Globemaster goes green on synthetic fuel
Staff report
Posted : Saturday Oct 27, 2007 6:22:53 EDT

EDWARDS AIR FORCE BASE, Calif. – For the first time, the Air Force has flown a C-17 Globemaster jet powered entirely by a mix of synthetic and traditional fuels.

The service, which aims to certify synthetic petroleum use in all aircraft by 2011, has fully certified B-52 bombers on the fuel mix and has started easing the C-17 cargo jet into using the fuel.

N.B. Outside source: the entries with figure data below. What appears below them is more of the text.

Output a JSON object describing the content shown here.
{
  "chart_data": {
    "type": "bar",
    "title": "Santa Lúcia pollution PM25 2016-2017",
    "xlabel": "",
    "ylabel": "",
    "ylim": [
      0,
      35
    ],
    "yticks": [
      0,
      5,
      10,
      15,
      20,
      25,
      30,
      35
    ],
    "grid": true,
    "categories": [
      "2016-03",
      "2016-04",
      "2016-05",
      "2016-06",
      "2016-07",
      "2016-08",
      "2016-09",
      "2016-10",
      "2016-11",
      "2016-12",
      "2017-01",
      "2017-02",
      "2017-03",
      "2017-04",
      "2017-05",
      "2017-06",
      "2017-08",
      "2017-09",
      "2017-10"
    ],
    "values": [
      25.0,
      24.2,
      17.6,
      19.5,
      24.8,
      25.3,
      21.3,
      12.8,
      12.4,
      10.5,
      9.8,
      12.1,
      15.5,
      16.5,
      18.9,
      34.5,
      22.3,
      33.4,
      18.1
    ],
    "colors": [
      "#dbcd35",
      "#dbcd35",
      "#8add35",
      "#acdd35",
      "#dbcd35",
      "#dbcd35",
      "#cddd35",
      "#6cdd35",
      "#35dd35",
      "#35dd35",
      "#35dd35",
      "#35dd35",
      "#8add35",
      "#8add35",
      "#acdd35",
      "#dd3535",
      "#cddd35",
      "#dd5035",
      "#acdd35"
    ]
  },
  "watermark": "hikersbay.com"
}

After an Oct. 19 test flight with only one C-17 tank containing the new-wave fuel, pilots flew the C-17 on Oct. 22 with nothing but synthetic fuel mix on board.

There was “no discernable difference” between using the traditional JP-8 fuel and the synthetic fuel mix, said mission pilot Maj. Scott Sullivan in a statement.

The synthetic fuel, called Fischer-Tropsch, is blended with JP-8, a kerosene-based fuel that uses more natural resources. The synthetic fuel is touted by the Air Force, the Defense Department’s largest fuel consumer, as an alternative to relying on foreign-produced fuels.

This four-hour C-17 flight clears the way for more evaluations at McChord Air Force Base in Washington and other tests. Air Force leaders expect the C-17 to be fully certified to use the synthetic fuel blend by early 2008.


----------



## Bane (27 Oct 2007)

The main soild carbon source for this process is coal. The U.S. has the worlds largest known coal reserves at approx. 260 + billion short tonnes.  Canada is around number 10 globally for coal reserves, with about 70% of it in Alberta.


----------



## tomahawk6 (27 Oct 2007)

Who needs coal when you have tar sands ;D


----------



## geo (27 Oct 2007)

Heh.... if it workeed for the Germans during WW2, guess it'll still work


----------



## tomahawk6 (27 Oct 2007)

Worked for the South Africans too in the bad old apartheid days.


----------



## Bane (28 Oct 2007)

Not the best source for liquid hydrocarbons, neither is bitumen, but it does provide some alternative I suppose.


----------



## Bane (31 Oct 2007)

Related article
http://money.cnn.com/2007/10/30/magazines/fortune/Oil_from_stone.fortune/index.htm


----------